Change8

v4.0.1

Breaking Changes
📦 sentence-transformers
3 breaking17 features3 deprecations🔧 8 symbols

Summary

Version 4.0.1 introduces a complete overhaul of the CrossEncoder training pipeline with a new `CrossEncoderTrainer`, dataset‑based inputs, multi‑GPU and bf16 support, and many training‑related enhancements, while keeping inference unchanged.

⚠️ Breaking Changes

  • The old training workflow using `InputExample`, `DataLoader` and `model.fit()` has been removed.

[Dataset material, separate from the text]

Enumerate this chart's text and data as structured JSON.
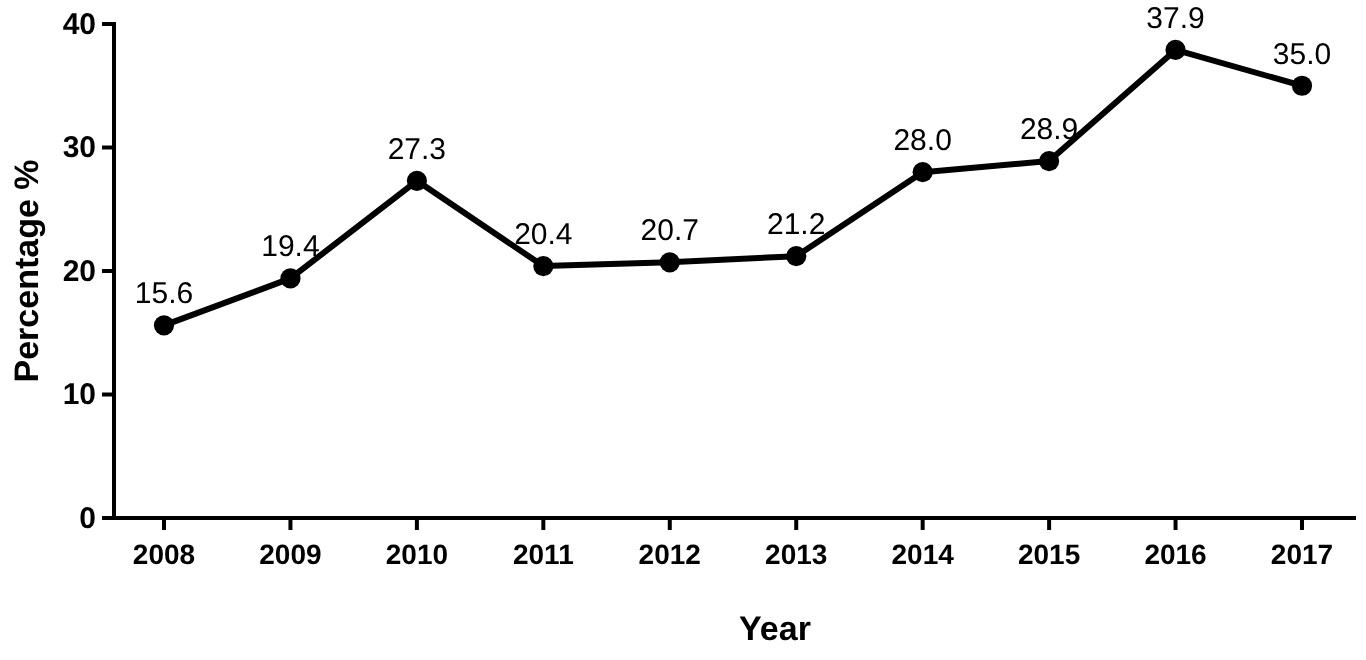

Switch to the new `CrossEncoderTrainer` with a `datasets.Dataset` or `DatasetDict` and a `CrossEncoderTrainingArguments` instance.
  • The `loss` argument now expects a loss object or a dictionary of loss objects keyed by dataset names; passing a single loss for a `DatasetDict` without a matching dict will raise an error.
  • Automatic model card generation now overwrites previous manual cards; if you relied on custom cards you must disable or edit them after training.

Migration Steps

  1. Replace any usage of `model.fit(...)` with a `CrossEncoderTrainer` instance and call `trainer.train()`.
  2. Convert training data from lists of `InputExample` or `DataLoader` objects to a HuggingFace `datasets.Dataset` (or `DatasetDict`).
  3. If you train on multiple datasets, provide a dictionary of loss objects keyed by the dataset names and pass a matching dictionary to the `loss` parameter.
  4. Import and use `CrossEncoderTrainingArguments` (or the base `TrainingArguments`) instead of the old argument objects.
  5. Update imports to include `CrossEncoderTrainer` and, if needed, `CrossEncoderTrainingArguments` from `sentence_transformers`.
  6. Install the `[train]` extra (`pip install sentence-transformers[train]==4.0.1`) to get the new training dependencies.
  7. If you rely on custom model cards, disable the automatic generation or edit the generated card after training.

✨ New Features

  • Multi‑GPU training support with both Data Parallelism (DP) and Distributed Data Parallelism (DDP).
  • Native bf16 training support.
  • Loss logging during training.
  • Evaluation datasets and evaluation loss integration.
  • Enhanced callback system with built‑in support for Weights & Biases, TensorBoard, CodeCarbon and custom callbacks.
  • Gradient checkpointing to reduce memory usage.
  • Gradient accumulation support.
  • Improved automatic model‑card generation for trained models.
  • Configurable warmup ratio in training arguments.
  • Automatic push of model checkpoints to the Hugging Face Hub.
  • Resume training from a saved checkpoint.
  • Hyperparameter optimization integration.
  • New `CrossEncoderTrainer` class built on 🤗 Transformers `Trainer`.
  • New `CrossEncoderTrainingArguments` subclass for detailed training configuration.
  • Ability to train on `datasets.Dataset` or `datasets.DatasetDict` instead of lists of `InputExample`.
  • Support for providing a dictionary of loss functions when training with multiple datasets.
  • Optional `SentenceEvaluator` can be used alongside evaluation loss.

🔧 Affected Symbols

CrossEncoderCrossEncoderTrainerCrossEncoderTrainingArgumentsBinaryCrossEntropyLossCachedMultipleNegativesRankingLossSentenceEvaluatorInputExamplemodel.fit

⚡ Deprecations

  • `InputExample` class for training is deprecated.
  • `model.fit` method on `CrossEncoder` is deprecated.
  • Legacy training arguments without using `CrossEncoderTrainingArguments` are deprecated.